Nie jestem demokratą ani zwolennikiem „dobrej zmiany”. Jednak potrafię dostrzec, że ekipa Prawa i Sprawiedliwości nie robi żadnego zamachu na demokrację. Przeciwnie, „dobra zmiana” to właśnie, z mojej perspektywy niestety, szczerzy demokraci, którzy chcą aby Polska pozostała państwem demokratycznym. Rząd Prawa i Sprawiedliwości nie ogranicza żadnych swobód demokratycznych. Jego przeciwnicy mogą swobodnie manifestować swoje niezadowolenie z działań obecnej władzy oraz krytykować ją na łamach swoich pism, których nikt poza ich nadredaktorami nie cenzuruje. Wnioskując z klangoru, jaki podnoszą nieprzychylne obecnemu obozowi media i politycy, można by pomyśleć, że co najmniej połowa redakcji Gazety Wyborczej trafiła już na Rakowiecką albo do Wronek. Jednak nic takiego się nie stało. „Dobra zmiana” nie wsadziła i nie zamierza zamykać nikogo do więzień za krytykę rządu.

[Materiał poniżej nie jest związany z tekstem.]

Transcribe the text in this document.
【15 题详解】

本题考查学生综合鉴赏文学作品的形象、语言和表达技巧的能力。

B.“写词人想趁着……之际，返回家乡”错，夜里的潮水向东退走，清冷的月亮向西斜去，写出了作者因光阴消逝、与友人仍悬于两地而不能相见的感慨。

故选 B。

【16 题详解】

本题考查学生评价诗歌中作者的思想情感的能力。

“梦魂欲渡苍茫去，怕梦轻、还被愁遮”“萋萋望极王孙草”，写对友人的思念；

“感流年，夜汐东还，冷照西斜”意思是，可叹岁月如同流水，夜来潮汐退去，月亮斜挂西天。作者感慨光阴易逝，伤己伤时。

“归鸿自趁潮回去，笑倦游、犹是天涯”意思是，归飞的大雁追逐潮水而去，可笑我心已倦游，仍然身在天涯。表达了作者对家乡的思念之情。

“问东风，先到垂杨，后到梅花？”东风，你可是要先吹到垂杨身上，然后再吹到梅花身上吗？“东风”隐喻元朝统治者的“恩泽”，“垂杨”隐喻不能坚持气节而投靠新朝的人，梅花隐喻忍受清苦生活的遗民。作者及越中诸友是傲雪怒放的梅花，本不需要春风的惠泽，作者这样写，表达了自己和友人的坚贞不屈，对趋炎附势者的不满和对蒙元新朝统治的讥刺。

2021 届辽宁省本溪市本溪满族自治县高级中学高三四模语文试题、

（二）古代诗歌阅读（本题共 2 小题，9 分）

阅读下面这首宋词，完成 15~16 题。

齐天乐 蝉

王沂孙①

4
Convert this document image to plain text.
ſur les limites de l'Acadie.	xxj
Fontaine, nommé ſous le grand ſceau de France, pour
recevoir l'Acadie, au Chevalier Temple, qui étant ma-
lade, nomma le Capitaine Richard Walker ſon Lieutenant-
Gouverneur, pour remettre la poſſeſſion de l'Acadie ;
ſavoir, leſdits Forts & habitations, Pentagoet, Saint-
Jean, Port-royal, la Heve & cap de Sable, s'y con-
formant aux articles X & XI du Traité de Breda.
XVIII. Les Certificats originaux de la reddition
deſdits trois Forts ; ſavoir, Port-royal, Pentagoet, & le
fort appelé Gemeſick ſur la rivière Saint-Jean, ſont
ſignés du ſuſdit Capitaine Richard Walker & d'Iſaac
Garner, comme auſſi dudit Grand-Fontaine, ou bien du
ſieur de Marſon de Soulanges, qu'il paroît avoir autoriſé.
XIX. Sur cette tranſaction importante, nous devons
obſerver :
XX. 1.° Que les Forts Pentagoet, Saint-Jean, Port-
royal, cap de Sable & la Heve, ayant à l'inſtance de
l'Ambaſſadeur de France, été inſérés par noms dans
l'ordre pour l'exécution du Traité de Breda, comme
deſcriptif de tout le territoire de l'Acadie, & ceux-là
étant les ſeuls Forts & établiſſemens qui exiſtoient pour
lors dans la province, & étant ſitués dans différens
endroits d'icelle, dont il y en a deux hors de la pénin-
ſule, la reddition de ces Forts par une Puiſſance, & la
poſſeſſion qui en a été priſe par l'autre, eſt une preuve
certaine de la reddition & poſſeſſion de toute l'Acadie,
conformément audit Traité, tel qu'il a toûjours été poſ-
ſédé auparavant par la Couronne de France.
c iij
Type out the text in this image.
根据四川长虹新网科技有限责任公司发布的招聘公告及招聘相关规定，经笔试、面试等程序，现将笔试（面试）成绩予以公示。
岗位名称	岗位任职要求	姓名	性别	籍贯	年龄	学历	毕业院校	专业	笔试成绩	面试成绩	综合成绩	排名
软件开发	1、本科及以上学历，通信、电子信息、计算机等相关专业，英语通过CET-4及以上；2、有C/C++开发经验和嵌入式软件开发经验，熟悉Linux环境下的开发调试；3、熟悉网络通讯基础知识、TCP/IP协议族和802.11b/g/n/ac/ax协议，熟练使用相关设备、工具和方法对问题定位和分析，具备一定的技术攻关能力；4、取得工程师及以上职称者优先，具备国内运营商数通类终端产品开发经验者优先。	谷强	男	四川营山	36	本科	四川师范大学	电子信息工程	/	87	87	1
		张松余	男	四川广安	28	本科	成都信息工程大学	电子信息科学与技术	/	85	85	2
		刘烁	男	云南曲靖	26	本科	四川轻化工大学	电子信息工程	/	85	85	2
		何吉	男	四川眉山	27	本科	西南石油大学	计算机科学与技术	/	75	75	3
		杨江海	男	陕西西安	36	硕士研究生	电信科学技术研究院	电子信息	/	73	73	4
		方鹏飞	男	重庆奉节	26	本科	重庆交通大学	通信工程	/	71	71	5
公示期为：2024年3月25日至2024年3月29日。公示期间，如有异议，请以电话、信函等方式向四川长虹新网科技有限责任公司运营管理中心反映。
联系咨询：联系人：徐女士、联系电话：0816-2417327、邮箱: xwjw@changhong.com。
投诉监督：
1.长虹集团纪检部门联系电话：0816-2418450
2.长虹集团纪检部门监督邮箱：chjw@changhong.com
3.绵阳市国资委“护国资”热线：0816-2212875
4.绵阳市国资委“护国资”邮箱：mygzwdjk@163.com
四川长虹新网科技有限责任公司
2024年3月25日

Zatroskanym o Trybunał Konstytucyjny i demokrację wyborcom Platformy Obywatelskiej czy Nowoczesnej sugerowałbym zapoznanie się ze sprawą autora strony antykomor zamkniętego za śmieszkowanie z miłościwie już nam nieurzędującego pierwszego szoguna III Rzeczpospolitej Bronisława Komorowskiego albo Marka Majchera vel Mareckiego, który za machanie krzesłem na wiecu byłego prezydenta został oskarżony o próbę zamachu na głowę państwa.
Można zarzucić „dobrej zmianie” wiele, ale nie to, że terroryzuje swoich przeciwników politycznych. Wbrew temu, co będziemy słyszeć z ust autorytetów o stalinowskich rodowodach, moralną odpowiedzialność za wczorajsze samospalenie ponosi nie rząd Prawa i Sprawiedliwości, a lewicowo-liberalne media, które swoją rozmijającą się z rzeczywistością propagandą niebezpiecznie podniosły temperaturę politycznego sporu. Miejmy to na uwadze. A tymczasem wspomnijmy w naszych modlitwach o tym nieszczęśniku, który w tak dramatyczny sposób targnął się wczoraj na swoje życie.